Dopo l’iniziale riluttanza eccoli di nuovo tutti:
oltre a Pietro, ci sono anche il chimico Alberto (Stefano Fresi), ora in cura
per uscire dalla dipendenza da droghe, i due campioni di Certamen Giorgio e Mattia (Lorenzo Lavia e Valerio Aprea),
l’antropologo Andrea (Pietro Sermonti), l’economista Bartolomeo (Libero di
Rienzo) e l’archeologo Arturo (Paolo Calabrese); insieme daranno vita ad una, a
tratti tragicomica, breccia di Roma, in nome della libertà, di una vita di prima che, forse, non hanno mai
avuto.
Si
stava meglio quando si stava peggio
dunque?
Non è dato saperlo, anche perché, segnalata la trentesima sostanza, la Polizia ha un’altra richiesta per la banda
dei ricercatori: portarne a casa un’altra, difficile da analizzare e quindi
stanare: il produttore è un misterioso personaggio interpretato da Luigi Lo
Cascio che, siamo sicuri, darà del filo da torcere ai nostri in Smetto quando Voglio- Ad Honorem, ultimo
capitolo della trilogia la cui uscita nelle sale dovrebbe essere stata già
prevista al più tardi per i primi mesi del 2018.

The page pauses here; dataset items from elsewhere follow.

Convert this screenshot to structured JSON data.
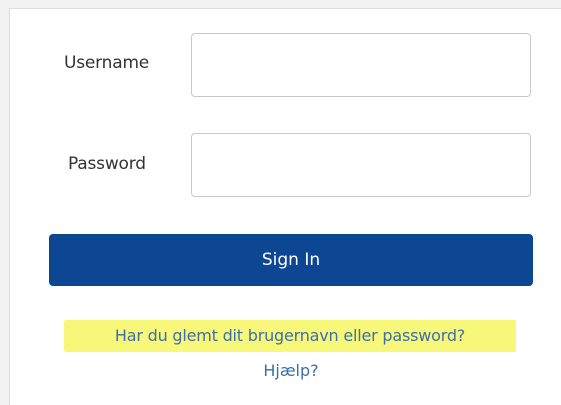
{
  "form": {
    "username_label": "Username",
    "username_value": "",
    "password_label": "Password",
    "password_value": "",
    "signin_label": "Sign In",
    "forgot_label": "Har du glemt dit brugernavn eller password?",
    "help_label": "Hjælp?"
  },
  "colors": {
    "button_bg": "#0d4793",
    "link": "#3e6fa8",
    "highlight": "#f7f77a"
  }
}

La trilogia creata da Sydney Sibilia è un
potentissimo affresco sul potenziale, sul nostro
potenziale, che a volte tradiamo per fare muro ad un sistema sempre più arido di possibilità, perché
in qualche modo bisogna pure sopravvivere: ecco perché i ricercatori nel primo
film iniziano a spacciare; essi
intravedono una luce in fondo al tunnel di una precarietà routinaria ed
asfissiante, checché il Gasparri di turno ne possa twittare.

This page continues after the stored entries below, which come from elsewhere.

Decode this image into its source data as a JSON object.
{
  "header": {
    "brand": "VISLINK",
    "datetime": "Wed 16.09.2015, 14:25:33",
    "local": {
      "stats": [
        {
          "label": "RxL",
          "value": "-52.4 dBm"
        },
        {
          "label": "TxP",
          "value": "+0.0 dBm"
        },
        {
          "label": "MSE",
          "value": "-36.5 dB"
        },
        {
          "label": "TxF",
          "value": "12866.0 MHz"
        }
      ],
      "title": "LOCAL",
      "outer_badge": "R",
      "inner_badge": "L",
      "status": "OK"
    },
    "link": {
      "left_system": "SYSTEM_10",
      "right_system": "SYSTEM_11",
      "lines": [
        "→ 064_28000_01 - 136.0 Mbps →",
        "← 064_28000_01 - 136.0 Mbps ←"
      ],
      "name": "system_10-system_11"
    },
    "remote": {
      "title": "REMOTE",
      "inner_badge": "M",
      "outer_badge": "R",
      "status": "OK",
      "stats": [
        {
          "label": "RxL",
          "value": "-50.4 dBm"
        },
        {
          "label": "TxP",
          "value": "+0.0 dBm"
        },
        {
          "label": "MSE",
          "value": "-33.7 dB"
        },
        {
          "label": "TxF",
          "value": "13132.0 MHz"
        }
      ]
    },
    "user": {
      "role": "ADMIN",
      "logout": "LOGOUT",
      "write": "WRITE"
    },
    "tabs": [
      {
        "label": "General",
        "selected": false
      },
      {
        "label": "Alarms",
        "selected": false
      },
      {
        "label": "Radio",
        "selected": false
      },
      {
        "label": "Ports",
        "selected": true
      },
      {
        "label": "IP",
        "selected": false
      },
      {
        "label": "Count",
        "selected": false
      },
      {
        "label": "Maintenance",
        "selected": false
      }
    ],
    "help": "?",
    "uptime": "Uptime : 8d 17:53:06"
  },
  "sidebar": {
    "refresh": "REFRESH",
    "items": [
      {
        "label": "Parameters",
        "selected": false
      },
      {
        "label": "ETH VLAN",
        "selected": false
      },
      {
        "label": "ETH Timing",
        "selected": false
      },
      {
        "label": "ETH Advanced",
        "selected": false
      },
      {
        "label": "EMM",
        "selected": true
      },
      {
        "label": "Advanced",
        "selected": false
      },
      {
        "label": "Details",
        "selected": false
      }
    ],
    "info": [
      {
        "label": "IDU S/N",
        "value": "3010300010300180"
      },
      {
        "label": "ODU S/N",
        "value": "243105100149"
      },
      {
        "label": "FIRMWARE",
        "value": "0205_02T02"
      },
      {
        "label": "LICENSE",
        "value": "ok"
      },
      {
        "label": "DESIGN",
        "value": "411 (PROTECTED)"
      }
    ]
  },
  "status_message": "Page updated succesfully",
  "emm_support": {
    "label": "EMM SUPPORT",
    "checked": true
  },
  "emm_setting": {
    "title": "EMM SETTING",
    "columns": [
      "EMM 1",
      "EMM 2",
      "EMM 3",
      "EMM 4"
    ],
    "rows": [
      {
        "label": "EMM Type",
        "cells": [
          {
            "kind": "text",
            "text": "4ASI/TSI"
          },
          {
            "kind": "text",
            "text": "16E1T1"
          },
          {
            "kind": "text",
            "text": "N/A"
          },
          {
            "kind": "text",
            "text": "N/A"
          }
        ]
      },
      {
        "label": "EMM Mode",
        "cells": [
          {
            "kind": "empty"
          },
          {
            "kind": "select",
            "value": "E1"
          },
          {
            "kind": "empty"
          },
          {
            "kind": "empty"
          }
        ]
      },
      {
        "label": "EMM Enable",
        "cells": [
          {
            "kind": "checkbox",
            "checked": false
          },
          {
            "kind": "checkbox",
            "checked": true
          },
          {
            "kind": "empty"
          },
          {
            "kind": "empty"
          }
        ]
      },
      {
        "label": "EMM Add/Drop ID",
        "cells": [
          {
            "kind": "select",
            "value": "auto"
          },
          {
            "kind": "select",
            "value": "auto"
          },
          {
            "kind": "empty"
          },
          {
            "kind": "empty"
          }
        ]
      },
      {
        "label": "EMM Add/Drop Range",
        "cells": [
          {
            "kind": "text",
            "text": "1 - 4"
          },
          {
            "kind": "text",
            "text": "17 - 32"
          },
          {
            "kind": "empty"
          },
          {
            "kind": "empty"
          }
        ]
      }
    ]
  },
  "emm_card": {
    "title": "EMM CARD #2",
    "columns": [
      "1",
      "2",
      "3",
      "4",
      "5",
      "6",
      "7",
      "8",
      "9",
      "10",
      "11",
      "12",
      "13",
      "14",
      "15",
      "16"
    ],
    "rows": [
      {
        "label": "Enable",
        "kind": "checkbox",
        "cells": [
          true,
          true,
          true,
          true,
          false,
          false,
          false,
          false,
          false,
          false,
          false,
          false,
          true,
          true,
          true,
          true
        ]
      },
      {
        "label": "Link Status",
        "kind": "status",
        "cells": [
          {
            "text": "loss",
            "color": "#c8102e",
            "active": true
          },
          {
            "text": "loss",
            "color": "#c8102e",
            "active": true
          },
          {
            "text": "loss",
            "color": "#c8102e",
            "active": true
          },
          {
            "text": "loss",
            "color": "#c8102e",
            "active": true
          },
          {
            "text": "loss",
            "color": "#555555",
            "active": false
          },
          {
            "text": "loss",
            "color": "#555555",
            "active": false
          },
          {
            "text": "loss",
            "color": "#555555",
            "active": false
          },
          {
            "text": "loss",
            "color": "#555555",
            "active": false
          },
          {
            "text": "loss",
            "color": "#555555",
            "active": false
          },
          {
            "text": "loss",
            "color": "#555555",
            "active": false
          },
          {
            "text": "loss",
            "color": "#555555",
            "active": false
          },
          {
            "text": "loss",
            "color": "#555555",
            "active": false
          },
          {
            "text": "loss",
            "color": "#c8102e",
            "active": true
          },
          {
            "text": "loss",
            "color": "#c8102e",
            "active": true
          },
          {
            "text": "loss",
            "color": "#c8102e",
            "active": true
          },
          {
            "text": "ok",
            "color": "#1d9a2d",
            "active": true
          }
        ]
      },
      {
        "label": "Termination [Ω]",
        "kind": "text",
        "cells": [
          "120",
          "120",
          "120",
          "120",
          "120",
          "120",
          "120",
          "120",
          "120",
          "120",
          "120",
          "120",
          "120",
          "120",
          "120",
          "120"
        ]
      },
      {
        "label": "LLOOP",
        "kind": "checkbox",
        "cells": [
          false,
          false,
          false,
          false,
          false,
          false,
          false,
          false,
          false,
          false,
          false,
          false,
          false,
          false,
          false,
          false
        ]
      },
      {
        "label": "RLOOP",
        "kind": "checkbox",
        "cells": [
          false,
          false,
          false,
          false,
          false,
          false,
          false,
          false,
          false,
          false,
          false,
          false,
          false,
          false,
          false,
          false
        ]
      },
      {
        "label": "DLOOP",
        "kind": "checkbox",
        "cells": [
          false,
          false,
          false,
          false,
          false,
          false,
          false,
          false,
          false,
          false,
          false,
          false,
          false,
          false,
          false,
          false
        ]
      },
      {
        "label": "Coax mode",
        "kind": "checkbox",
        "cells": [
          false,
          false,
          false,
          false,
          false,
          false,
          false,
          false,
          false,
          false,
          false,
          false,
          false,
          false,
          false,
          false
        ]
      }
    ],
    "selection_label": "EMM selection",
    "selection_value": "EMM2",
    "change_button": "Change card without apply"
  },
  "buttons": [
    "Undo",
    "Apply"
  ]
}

Nel secondo film il potenziale sembra ritrovare la strada maestra, ingaggiando i nostri in una spesso anacronistica lotta
per la redenzione; ma, si sa, ricominciare non è mai facile, specie se non sai
da dove farlo.
E’ anche un altro però l’ingrediente che, a mio
avviso, sancisce il successo della “creatura” di Sibilia: quella costante,
affamata idea di fuga.
L’ideale “fuga da se stessi” del primo film, si
trasforma nel secondo in una fuga vera e propria, fisica: la tanto conclamata e
temuta (?), fuga di cervelli; in
questo senso va secondo me letto l’ingresso nella banda dei personaggi di Marco
Bonini e Giampaolo Morelli: l’uno è infatti un fine anatomista che accende
risse in un mercato di Marrakech, l’altro è un ingegnere che sfrutta il suo
potenziale per preparare colpi di Stato in tutto il mondo.